In the field of lung cancer research, particularly in the analysis of overall survival (OS), artificial intelligence (AI) serves crucial roles with specific aims. Given the prevalent issue of missing data in the medical domain, our primary objective is to develop an AI model capable of dynamically handling this missing data. Additionally, we aim to leverage all accessible data, effectively analyzing both uncensored patients who have experienced the event of interest and censored patients who have not, by embedding a specialized technique within our AI model, not commonly utilized in other AI tasks. Through the realization of these objectives, our model aims to provide precise OS predictions for non-small cell lung cancer (NSCLC) patients, thus overcoming these significant challenges. We present a novel approach to survival analysis with missing values in the context of NSCLC, which exploits the strengths of the transformer architecture to account only for available features without requiring any imputation strategy. More specifically, this model tailors the transformer architecture to tabular data by adapting its feature embedding and masked self-attention to mask missing data and fully exploit the available ones. By making use of ad-hoc designed losses for OS, it is able to account for both censored and uncensored patients, as well as changes in risks over time. We compared our method with state-of-the-art models for survival analysis coupled with different imputation strategies. We evaluated the results obtained over a period of 6 years using different time granularities obtaining a Ct-index, a time-dependent variant of the C-index, of 71.97, 77.58 and 80.72 for time units of 1 month, 1 year and 2 years, respectively, outperforming all state-of-the-art methods regardless of the imputation method used.

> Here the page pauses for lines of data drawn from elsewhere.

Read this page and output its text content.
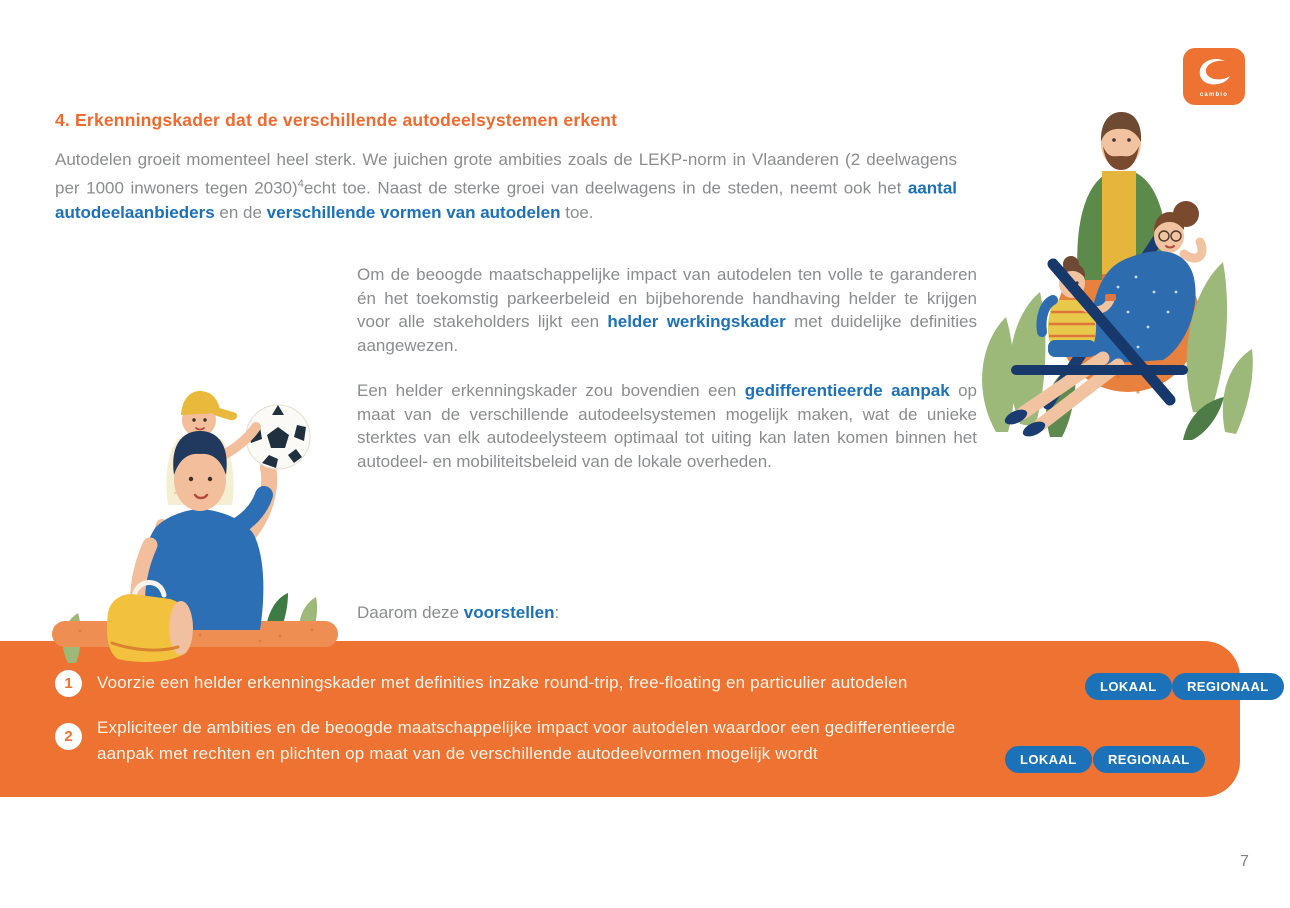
cambio
4. Erkenningskader dat de verschillende autodeelsystemen erkent

Autodelen groeit momenteel heel sterk. We juichen grote ambities zoals de LEKP-norm in Vlaanderen (2 deelwagens per 1000 inwoners tegen 2030)$^4$echt toe. Naast de sterke groei van deelwagens in de steden, neemt ook het aantal autodeelaanbieders en de verschillende vormen van autodelen toe.

Om de beoogde maatschappelijke impact van autodelen ten volle te garanderen én het toekomstig parkeerbeleid en bijbehorende handhaving helder te krijgen voor alle stakeholders lijkt een helder werkingskader met duidelijke definities aangewezen.

Een helder erkenningskader zou bovendien een gedifferentieerde aanpak op maat van de verschillende autodeelsystemen mogelijk maken, wat de unieke sterktes van elk autodeelysteem optimaal tot uiting kan laten komen binnen het autodeel- en mobiliteitsbeleid van de lokale overheden.

Daarom deze voorstellen:

1	Voorzie een helder erkenningskader met definities inzake round-trip, free-floating en particulier autodelen
2	Expliciteer de ambities en de beoogde maatschappelijke impact voor autodelen waardoor een gedifferentieerde aanpak met rechten en plichten op maat van de verschillende autodeelvormen mogelijk wordt
LOKAAL	REGIONAAL
LOKAAL	REGIONAAL
7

翻译：在肺癌研究领域，尤其是在总生存期（OS）分析中，人工智能（AI）扮演着关键角色并具有特定目标。鉴于医学领域中普遍存在的数据缺失问题，我们的首要目标是开发一种能够动态处理此类缺失数据的AI模型。此外，我们旨在充分利用所有可获取的数据，通过在我们的AI模型中嵌入一项在其他AI任务中不常用的专门技术，有效分析既包括经历了目标事件的未删失患者，也包括未经历事件的删失患者。通过实现这些目标，我们的模型旨在为非小细胞肺癌（NSCLC）患者提供精确的OS预测，从而克服这些重大挑战。我们提出了一种在NSCLC背景下处理缺失值的生存分析新方法，该方法利用Transformer架构的优势，仅基于可用特征进行分析，无需任何插补策略。更具体地说，该模型通过调整其特征嵌入和掩码自注意力机制来掩码缺失数据并充分利用可用数据，从而将Transformer架构适配于表格数据。通过使用为OS专门设计的损失函数，该模型能够同时考虑删失和未删失患者，以及风险随时间的变化。我们将我们的方法与结合了不同插补策略的先进生存分析模型进行了比较。我们使用不同的时间粒度评估了6年期间获得的结果，在1个月、1年和2年的时间单位下，分别获得了71.97、77.58和80.72的Ct-index（C指数的时间依赖性变体），其性能优于所有最先进的方法，且与所使用的插补方法无关。